Predator-Prey Model for Simulating the Genetic Carcinogenicity of Aggressive Toxicant-Related Cancer.

The mechanism of how toxicant exposure leads to aggressive tumors remains unresolved. A genetic-based hypothesis predicts that under stress, the transcription of growth-related genes will be inhibited by the activation of mitogenic pathways, redirecting energy toward stress response and increasing survival.
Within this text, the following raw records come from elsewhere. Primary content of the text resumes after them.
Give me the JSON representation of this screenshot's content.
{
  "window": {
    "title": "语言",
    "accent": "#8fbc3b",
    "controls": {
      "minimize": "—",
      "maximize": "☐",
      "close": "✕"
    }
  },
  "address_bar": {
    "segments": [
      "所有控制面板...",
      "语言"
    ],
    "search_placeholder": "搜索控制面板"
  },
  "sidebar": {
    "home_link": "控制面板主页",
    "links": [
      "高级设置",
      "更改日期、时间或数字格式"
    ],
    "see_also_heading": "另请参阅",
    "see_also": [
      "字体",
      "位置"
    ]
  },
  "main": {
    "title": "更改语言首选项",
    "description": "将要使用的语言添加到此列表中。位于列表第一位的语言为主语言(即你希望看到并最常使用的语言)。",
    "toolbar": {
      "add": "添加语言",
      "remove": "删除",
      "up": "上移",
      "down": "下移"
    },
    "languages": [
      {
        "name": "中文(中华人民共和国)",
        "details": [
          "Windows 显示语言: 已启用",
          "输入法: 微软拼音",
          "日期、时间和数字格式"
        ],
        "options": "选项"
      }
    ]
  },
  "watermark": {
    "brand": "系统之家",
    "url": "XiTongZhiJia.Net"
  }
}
This hypothesis fails to explain why epidemiological data suggest that growth and stress response are activated, as patients exposed to toxicants exhibit more aggressive growth than nonexposed individuals. This co-occurrence requires increased energy availability to prevent the activation of mitogenic pathways, as seen in the Warburg effect. We hypothesize that if pollutant effects cease, it might drive aggressive cancer, as excess energy that is no longer used for stress response can fuel rapid growth. We model this allocation between growth and stress response as a trophic competition using the Lotka-Volterra equations and using as input RNA-Seq data from growth- and stress-related genes obtained from cancer cells exposed to copper, cadmium, and carboplatin. Our findings suggest that the energy allocation to growth and its rate of allocation is higher in exposed than nonexposed tumors and results in overgrowth in unexposed cells. This study helps to understand how certain scenarios, such as partial or total cessation of exposure, in toxicant-related cancer can drive cancer aggressiveness.